Dalam konteks muamalah dalam makna luas, Syekh Ibnu Abidin rahimahullahu, dalam kitabnya Radd al-Mukhtar ‘ala al-Durr al-Mukhtar membagi aktivitas muamalah dalam 5 bidang:

  1. Al-Mu’awadhah al-Maliyah (Transaksi kebendaan)
  2. Munakahat (Perkawinan)
  3. Muhasanat (Hukum Acara)
  4. Amanat (Pemberian kepercayaan)
  5. Tirkah (harta warisan)

 

Ruang Lingkup Fiqih Muamalah

Dalam ruang lingkupnya, umumnya para ulama membagi fiqih muamalah menjadi 2, yaitu Al-Mu’amalah Al-Adabiyyah dan Al-Mu’amalah Al-Madiyyah.
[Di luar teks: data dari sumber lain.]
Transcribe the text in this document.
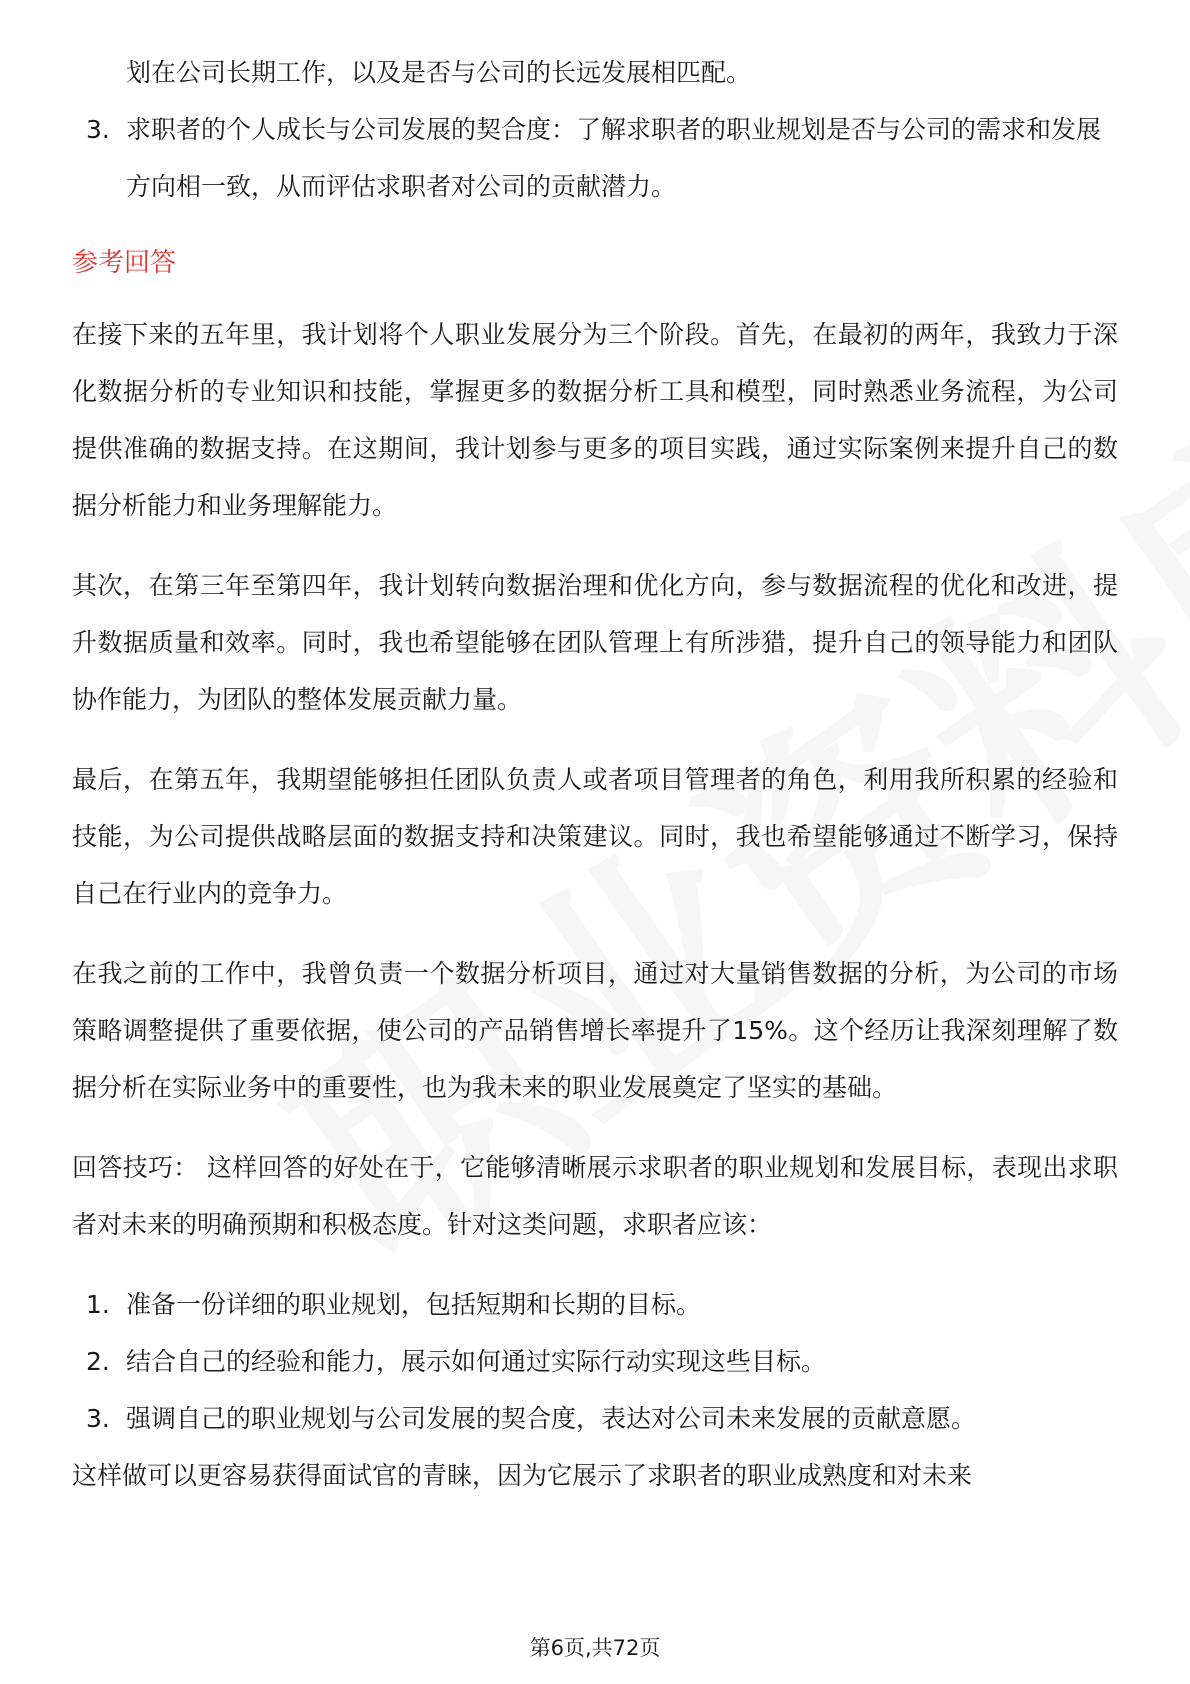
划在公司长期工作，以及是否与公司的长远发展相匹配。
3. 求职者的个人成长与公司发展的契合度：了解求职者的职业规划是否与公司的需求和发展方向相一致，从而评估求职者对公司的贡献潜力。
参考回答

在接下来的五年里，我计划将个人职业发展分为三个阶段。首先，在最初的两年，我致力于深化数据分析的专业知识和技能，掌握更多的数据分析工具和模型，同时熟悉业务流程，为公司提供准确的数据支持。在这期间，我计划参与更多的项目实践，通过实际案例来提升自己的数据分析能力和业务理解能力。

其次，在第三年至第四年，我计划转向数据治理和优化方向，参与数据流程的优化和改进，提升数据质量和效率。同时，我也希望能够在团队管理上有所涉猎，提升自己的领导能力和团队协作能力，为团队的整体发展贡献力量。

最后，在第五年，我期望能够担任团队负责人或者项目管理者的角色，利用我所积累的经验和技能，为公司提供战略层面的数据支持和决策建议。同时，我也希望能够通过不断学习，保持自己在行业内的竞争力。

在我之前的工作中，我曾负责一个数据分析项目，通过对大量销售数据的分析，为公司的市场策略调整提供了重要依据，使公司的产品销售增长率提升了15%。这个经历让我深刻理解了数据分析在实际业务中的重要性，也为我未来的职业发展奠定了坚实的基础。

回答技巧： 这样回答的好处在于，它能够清晰展示求职者的职业规划和发展目标，表现出求职者对未来的明确预期和积极态度。针对这类问题，求职者应该：

1. 准备一份详细的职业规划，包括短期和长期的目标。
2. 结合自己的经验和能力，展示如何通过实际行动实现这些目标。
3. 强调自己的职业规划与公司发展的契合度，表达对公司未来发展的贡献意愿。

这样做可以更容易获得面试官的青睐，因为它展示了求职者的职业成熟度和对未来

第6页,共72页
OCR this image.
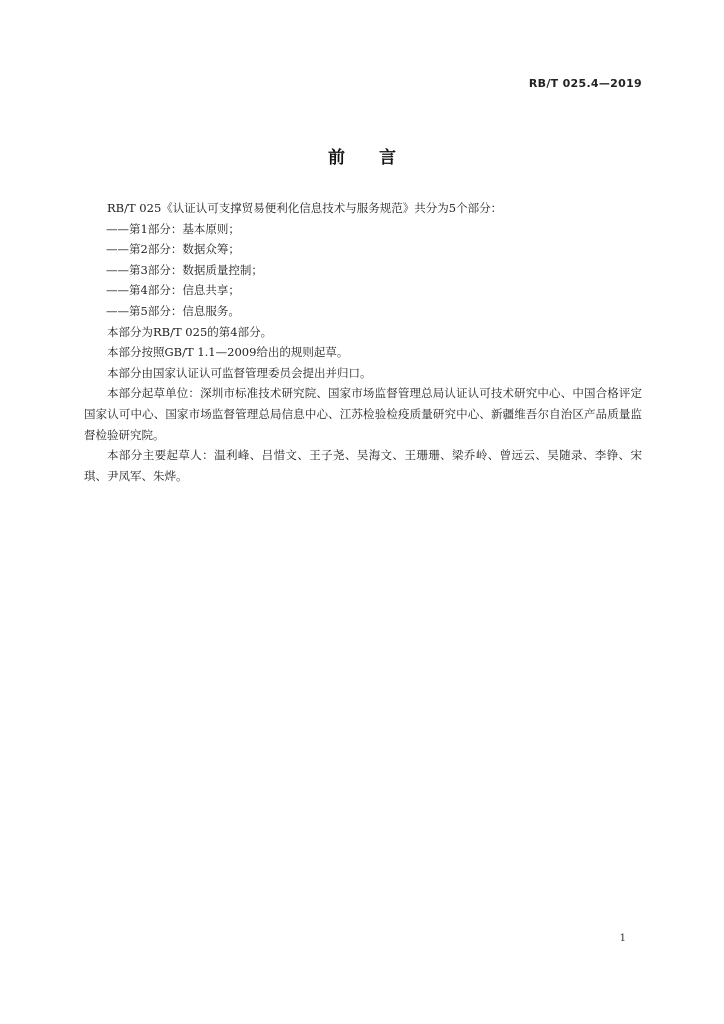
RB/T 025.4—2019
前言

RB/T 025《认证认可支撑贸易便利化信息技术与服务规范》共分为5个部分：

——第1部分：基本原则；

——第2部分：数据众筹；

——第3部分：数据质量控制；

——第4部分：信息共享；

——第5部分：信息服务。

本部分为RB/T 025的第4部分。

本部分按照GB/T 1.1—2009给出的规则起草。

本部分由国家认证认可监督管理委员会提出并归口。

本部分起草单位：深圳市标准技术研究院、国家市场监督管理总局认证认可技术研究中心、中国合格评定国家认可中心、国家市场监督管理总局信息中心、江苏检验检疫质量研究中心、新疆维吾尔自治区产品质量监督检验研究院。

本部分主要起草人：温利峰、吕惜文、王子尧、吴海文、王珊珊、梁乔岭、曾远云、吴随录、李铮、宋琪、尹凤军、朱烨。

1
  1. Al-Mu’amalah Al-Adabiyyah adalah muamalah yang ditinjau dari cara tukar menukar benda dengan menggunakan panca indera manusia, sedangkan unsur-unsur penegaknya adalah hak dan kewajiban. Ruang lingkupnya mencakup:
  2. Ijab qabul
  3. Saling meridhai
  4. Tidak ada keterpaksaan dari salah satu pihak
  5. Hak dan kewajiban
  6. Kejujuran
  7. Penipuan
  8. Pemalsuan
  9. Penimbunan
  10. Segala sesuatu yang bersumber dari indera manusia yang ada kaitannya dengan peredaran harta dalam hidup bermasyarakat.

 

  1. Al-Muamalah Al-Maddiyyah adalah muamalah yang bersifat kepemilikan benda, yakni benda yang halal, haram, dan syubhat untuk dimiliki, diperjual belikan, atau diusahakan, benda yang menimbulkan kemudharatan dan yang mendatangkan kemaslahatan bagi manusia, dll. Ruang lingkupnya meliputi:
  • Jual beli (Al-Bai’ at-Tijarah)
  • Gadai (Rahn)
  • Jaminan dan tanggungan (Kafalah dan Dhaman)
  • Pemindahan utang (Hiwalah)
  • Jatuh bangkrut (Taflis)
  • Batasan bertindak (Al-Hajru)
  • Perseroan atau perkongsian (Asy-Syirkah)
  • Investasi (Al-Mudharabah)
  • Sewa menyewa tanah (Al-Musaqah Al-mukhabarah)
  • Kerjasama pertanian (Muzara’ah)
  • Upah (Ujrah)
  • Gugatan (Asy-Syuf’ah)
  • Sayembara (Al-Ji’alah)
  • Pinjaman (Qaradh)
  • Pembagian kekayaan bersama (al-Qismah)
  • Pemberian secara sukarela (al-hibah)
  • Pembebasan (al-Ibra’)
  • Perdamaian (ash-Shulhu)
  • Pembelian barang lewat pemesanan (salam/salaf)
  • Pinjaman barang (‘Ariyah)
  • Sewa menyewa (Al-Ijarah)
  • Penitipan barang (Wadi’ah)
  • Ba’i Murabahah
  • Bai’ Salam
  • Bai Istishna’
  • Ba’i Muajjal dan Ba’i Taqsith
  • Ba’i Sharf dan Konsep Uang
  • Uang Panjar/DP (’Urbun)
  • Riba
  • Surat utang (Sukuk)
  • Faraidh (warisan)
  • Barang tercecer (Luqathah)
  • Waqaf
  • Hibah
  • Wasiat
  • Pengakuan (Iqrar)
  • Pembagian harta rampasan perang (Fa’i dan Ghanimah)
  • Pembagian zakat (Qism ash-Shadaqat)
  • Discount (Muqasah)
  • Pajak (Kharaj, Jizyah, Dharibah)
  • Baitul Mal
  • Dan lain-lain

 

Prinsip-Prinsip Fiqih Muamalah

Pada dasarnya segala bentuk aktivitas muamalah adalah mubah, kecuali ada dalil, faktor atau sebab-sebab yang mengharamkannya. Sebagaimana dinyatakan dalam sebuah kaedah fiqih,

اَلأَصْلُ فِى الْأَشْيَاءِ (فِى الْمُعَامَلاَتِ) الإِبَاحَةُ، إِلاَّ مَا دَلَّ الدَّلِيْلُ عَلَى خِلاَفِهِ

“Pada dasarnya pada segala sesuatu (pada persoalan muamalah) itu hukumnya mubah, kecuali jika ada dalil yang menunjukkan atas makna lainnya.”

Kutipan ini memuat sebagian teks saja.